North Korea tells Trump to accept new nuclear reality
Donald Trump must accept a “changed reality” and recognise North Korea as a nuclear power if the United States wants to resume talks, Kim Jong-un’s sister has warned.
On Tuesday, Kim Yo-jong said that although the “personal relationship” between her brother and Mr Trump is “not bad”, it should not be exploited to discuss denuclearisation.
“Any attempt to deny the position of the DPRK [Democratic People’s Republic of Korea] as a nuclear weapons state ... will be thoroughly rejected,” Ms Kim said in a statement issued by Korean Central News Agency, a state media outlet.
Ms Kim, who is often seen as the public face of the regime’s diplomatic messaging, added that “it is worth taking into account the fact that the year 2025 is neither 2018 nor 2019”.
During Mr Trump’s first term in office, he met Kim Jong-un in person three times, yet talks fell short of an agreement on denuclearisation.
Instead, North Korea has accelerated its nuclear programme in defiance of international sanctions.
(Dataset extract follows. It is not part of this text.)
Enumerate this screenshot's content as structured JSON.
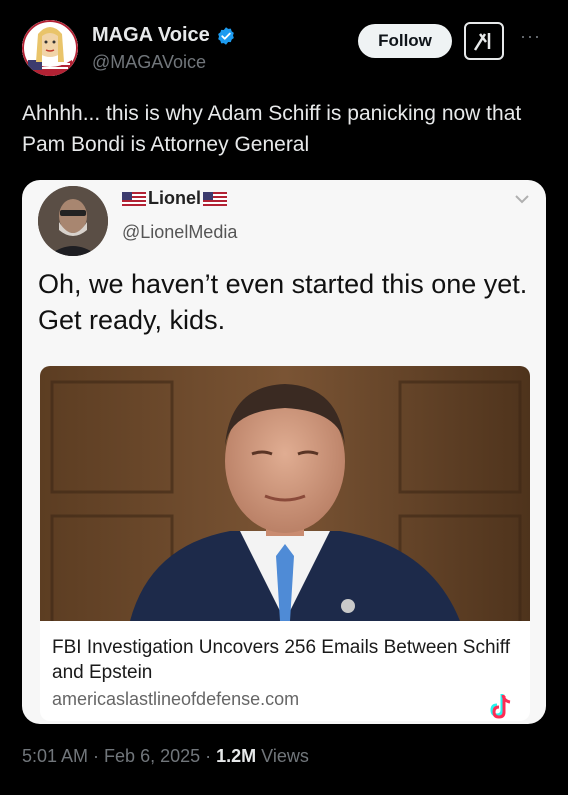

It has been said this is justified as a deterrent against perceived threats – particularly from South Korea and the US.
The state has also grown much closer to Russia and emerged as a key ally of Vladimir Putin in his war on Ukraine. According to the British Ministry of Defence, around 6,000 North Koreans have been killed or wounded while fighting against Ukraine in Russia’s Kursk region.
Ms Kim said any attempt by Washington to use potential talks to discuss denuclearisation would “be interpreted as nothing but a mockery”, given North Korea’s evolving position on the world stage.
Her comments appeared to be a response to a report from the South Korean Yonhap News Agency, in which an unnamed White House official said that Mr Trump “remains open to engaging with Leader Kim to achieve a fully denuclearised North Korea”.
Since Lee Jae Myung took office in early June, Seoul has stopped anti-Pyongyang loudspeaker broadcasts at the countries’ shared border, taken steps to ban activists from flying balloons with propaganda leaflets and repatriated North Koreans who had drifted south in wooden boats.
But these efforts have so far been rebuffed by the North. On Monday, in Pyongyang’s first official statement on the South’s new government, Ms Kim said its “blind trust” in the country’s alliance with the US and hostility toward the North were no different from its conservative predecessor.
On Tuesday, South Korea’s Ministry of Unification said it would actively support any resumption of talks between Washington and Pyongyang.